New York State’s ongoing investigation into whether the Trump Organization–and President Donald Trump himself–committed wire fraud is the result of congressional testimony elicited from Michael Cohen by Rep. Alexandria Ocasio-Cortez (D-N.Y.) in early 2019.
On Monday, New York Attorney General Letitia James filed renewed legal action against the 45th president’s businesses and his son, Eric Trump. The complaint requests that a state court force the defendants to comply with extant subpoenas demanding the release of sensitive financial information that may have been used to commit fraud. James also seek to compel Eric Trump’s testimony.
On February 27, 2019, Cohen appeared before the House Committee on Oversight and Reform to provide long-awaited testimony of his own about alleged crimes committed by his former friend and employer. Rep. Ocasio-Cortez was the lower chamber’s standout interrogator during that widely-viewed session.
The Bronx-based, self-described democratic socialist asked Cohen questions regarding exactly what James is currently requesting a court’s intervention to help obtain evidence of: alleged asset inflation to game insurance rates and property tax payments.
The exchange in question was just shy of 30 seconds:
AOC: To your knowledge, did the president ever provide inflated assets to an insurance company?
Cohen: Yes.
AOC: Who else knows that the president did this?
Cohen: Allen Weisselberg, Ron Lieberman and Matthew Calamari.
AOC: And where would the committee find more information on this? Do you think we need to review his financial statements and his tax returns in order to compare them?
Cohen: Yes. And you’d find it at the Trump Org.
The language used by Ocasio-Cortez and Cohen about asset inflation directly tracks with New York State’s recently renewed inquiry.
According to a legal memo prepared by the attorney general’s office to explain the statutory and precedential authority for enforcing those subpoenas in full, James is currently attempting to ascertain whether or not Trump and his various family businesses improperly inflated the value of assets “on annual financial statements in order to secure loans and obtain economic and tax benefits.”
James herself provided a clear-cut nexus between Ocasio-Cortez’s line of questioning and her own investigation in a Monday press release.
“New York Attorney General Letitia James this past Friday took legal action in an ongoing civil investigation into the Trump Organization’s financial dealings,” James’s office said. “Attorney General James opened an investigation into Donald Trump and the Trump Organization in 2019, after Trump’s former lawyer, Michael Cohen, testified before Congress that Trump’s annual financial statements inflated the values of Trump’s assets to obtain favorable terms for loans and insurance coverage, while also deflating the value of other assets to reduce real estate taxes.”
Notably, white collar criminal expert and federal defense attorney Tor Ekeland more or less predicted the precise impact of Ocasio-Cortez’s questioning at the time.
“Basically, the wire fraud statutes make it a federal crime to use any scheme or artifice to defraud if it’s done via any form of electronic communication like telephone, or the internet etc,” he told Law&Crime in an interview. “The important thing to note about the wire fraud and the bank fraud statutes is they’re extremely broad and you don’t actually have to have succeeded in committing the fraud you were trying to initiate.
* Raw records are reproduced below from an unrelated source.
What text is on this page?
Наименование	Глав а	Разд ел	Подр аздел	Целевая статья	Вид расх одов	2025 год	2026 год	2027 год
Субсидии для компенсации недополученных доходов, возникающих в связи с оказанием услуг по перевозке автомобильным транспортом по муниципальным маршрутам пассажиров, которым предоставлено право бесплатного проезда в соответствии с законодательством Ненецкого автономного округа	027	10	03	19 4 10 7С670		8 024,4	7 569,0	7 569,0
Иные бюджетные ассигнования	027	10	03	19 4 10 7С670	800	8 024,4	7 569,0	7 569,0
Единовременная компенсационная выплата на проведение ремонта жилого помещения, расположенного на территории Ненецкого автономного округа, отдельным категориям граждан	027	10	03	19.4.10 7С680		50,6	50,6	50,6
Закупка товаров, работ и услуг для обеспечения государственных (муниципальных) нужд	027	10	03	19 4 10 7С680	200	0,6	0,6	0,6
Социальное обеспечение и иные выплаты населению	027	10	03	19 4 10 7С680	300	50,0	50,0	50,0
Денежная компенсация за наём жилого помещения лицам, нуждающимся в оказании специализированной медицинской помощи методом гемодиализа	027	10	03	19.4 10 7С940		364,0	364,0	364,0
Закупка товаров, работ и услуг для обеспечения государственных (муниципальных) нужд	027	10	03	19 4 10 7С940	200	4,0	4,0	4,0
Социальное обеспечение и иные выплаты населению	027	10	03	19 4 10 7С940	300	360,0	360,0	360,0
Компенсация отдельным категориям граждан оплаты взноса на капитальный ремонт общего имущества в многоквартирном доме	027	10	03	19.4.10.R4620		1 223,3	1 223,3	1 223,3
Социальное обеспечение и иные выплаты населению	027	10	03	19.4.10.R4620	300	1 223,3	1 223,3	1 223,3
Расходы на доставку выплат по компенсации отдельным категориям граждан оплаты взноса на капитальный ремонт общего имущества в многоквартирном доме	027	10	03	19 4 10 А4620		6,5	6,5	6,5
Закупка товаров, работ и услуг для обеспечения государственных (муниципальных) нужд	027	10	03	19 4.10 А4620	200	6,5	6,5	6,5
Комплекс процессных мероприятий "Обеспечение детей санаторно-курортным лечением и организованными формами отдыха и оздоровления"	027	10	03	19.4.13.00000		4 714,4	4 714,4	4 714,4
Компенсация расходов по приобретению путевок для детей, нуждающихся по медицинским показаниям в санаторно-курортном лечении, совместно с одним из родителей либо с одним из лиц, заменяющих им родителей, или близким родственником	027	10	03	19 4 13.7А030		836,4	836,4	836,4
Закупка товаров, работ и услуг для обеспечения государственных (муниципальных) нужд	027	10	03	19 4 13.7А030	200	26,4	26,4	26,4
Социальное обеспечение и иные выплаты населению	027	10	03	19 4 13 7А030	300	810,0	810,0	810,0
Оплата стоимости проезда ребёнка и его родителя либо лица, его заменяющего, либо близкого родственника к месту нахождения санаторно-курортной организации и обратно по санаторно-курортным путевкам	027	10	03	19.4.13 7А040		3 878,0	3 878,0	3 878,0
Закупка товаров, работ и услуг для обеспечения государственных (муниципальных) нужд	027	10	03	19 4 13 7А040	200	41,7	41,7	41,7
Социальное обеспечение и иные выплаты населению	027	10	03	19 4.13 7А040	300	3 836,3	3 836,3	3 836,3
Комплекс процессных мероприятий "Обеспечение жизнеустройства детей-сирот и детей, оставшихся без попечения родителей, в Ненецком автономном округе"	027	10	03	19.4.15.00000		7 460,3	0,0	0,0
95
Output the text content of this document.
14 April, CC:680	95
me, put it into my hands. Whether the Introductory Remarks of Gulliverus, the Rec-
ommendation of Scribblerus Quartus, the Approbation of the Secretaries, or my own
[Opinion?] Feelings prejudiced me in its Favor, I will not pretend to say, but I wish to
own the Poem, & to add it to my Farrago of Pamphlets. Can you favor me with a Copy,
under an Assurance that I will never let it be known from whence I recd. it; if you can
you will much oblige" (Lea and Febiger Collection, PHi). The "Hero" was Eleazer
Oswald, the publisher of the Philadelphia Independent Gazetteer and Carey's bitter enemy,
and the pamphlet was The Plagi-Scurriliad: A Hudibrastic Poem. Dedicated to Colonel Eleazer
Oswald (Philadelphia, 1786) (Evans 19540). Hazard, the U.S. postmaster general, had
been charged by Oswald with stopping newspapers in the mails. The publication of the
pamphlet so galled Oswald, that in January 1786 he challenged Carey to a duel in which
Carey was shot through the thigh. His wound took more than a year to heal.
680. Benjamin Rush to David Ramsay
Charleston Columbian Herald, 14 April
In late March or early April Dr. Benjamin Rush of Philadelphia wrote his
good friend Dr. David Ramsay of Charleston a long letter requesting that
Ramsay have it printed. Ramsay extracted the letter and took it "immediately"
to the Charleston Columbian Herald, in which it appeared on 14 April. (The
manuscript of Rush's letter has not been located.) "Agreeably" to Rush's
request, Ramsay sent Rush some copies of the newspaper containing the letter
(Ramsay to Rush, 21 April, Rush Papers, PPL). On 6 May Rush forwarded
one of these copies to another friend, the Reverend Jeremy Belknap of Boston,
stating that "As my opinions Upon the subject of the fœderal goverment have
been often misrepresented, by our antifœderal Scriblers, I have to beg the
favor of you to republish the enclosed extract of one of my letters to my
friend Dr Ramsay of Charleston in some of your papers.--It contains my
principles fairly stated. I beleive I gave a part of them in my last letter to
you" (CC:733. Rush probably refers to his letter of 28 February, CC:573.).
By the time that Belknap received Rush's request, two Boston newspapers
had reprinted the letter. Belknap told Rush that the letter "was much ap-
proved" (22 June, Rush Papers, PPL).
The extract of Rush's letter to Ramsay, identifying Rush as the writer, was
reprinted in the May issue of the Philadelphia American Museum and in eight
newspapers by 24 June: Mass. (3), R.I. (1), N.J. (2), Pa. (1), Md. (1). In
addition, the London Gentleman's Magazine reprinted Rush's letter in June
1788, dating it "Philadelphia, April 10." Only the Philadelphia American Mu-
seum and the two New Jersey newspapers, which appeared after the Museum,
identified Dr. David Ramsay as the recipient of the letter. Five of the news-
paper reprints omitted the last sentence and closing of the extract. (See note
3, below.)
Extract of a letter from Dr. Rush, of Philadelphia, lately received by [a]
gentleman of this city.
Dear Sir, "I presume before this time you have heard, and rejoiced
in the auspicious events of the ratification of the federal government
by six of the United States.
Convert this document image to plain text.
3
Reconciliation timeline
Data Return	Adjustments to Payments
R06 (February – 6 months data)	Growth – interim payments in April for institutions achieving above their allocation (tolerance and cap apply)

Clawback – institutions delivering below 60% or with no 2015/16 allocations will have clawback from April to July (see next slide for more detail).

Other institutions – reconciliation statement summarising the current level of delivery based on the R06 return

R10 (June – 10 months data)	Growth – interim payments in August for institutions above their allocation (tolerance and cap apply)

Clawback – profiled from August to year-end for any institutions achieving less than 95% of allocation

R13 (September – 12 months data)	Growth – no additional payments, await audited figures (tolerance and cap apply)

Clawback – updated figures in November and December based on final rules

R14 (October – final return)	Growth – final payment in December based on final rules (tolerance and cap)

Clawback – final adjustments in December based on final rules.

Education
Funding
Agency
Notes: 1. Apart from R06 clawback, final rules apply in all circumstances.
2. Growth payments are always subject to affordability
The second you’re communicating in interstate commerce–with a telephone or email, the wires– they’ve got you.”
Ekeland elaborated as to how it might apply in Trump’s case:
If he’s inflating his assets to get a better insurance rate or whatever, he’s using a scheme or artifice–which is the language of the statute–that’s arguably using a scheme or artifice to defraud the insurance company. He’s not just implicated in the substantive part of the statute but also the surrounding statutes like conspiracy to commit wire fraud, solicitation [to commit wire fraud] and maybe even accessory [to commit wire fraud] after the fact.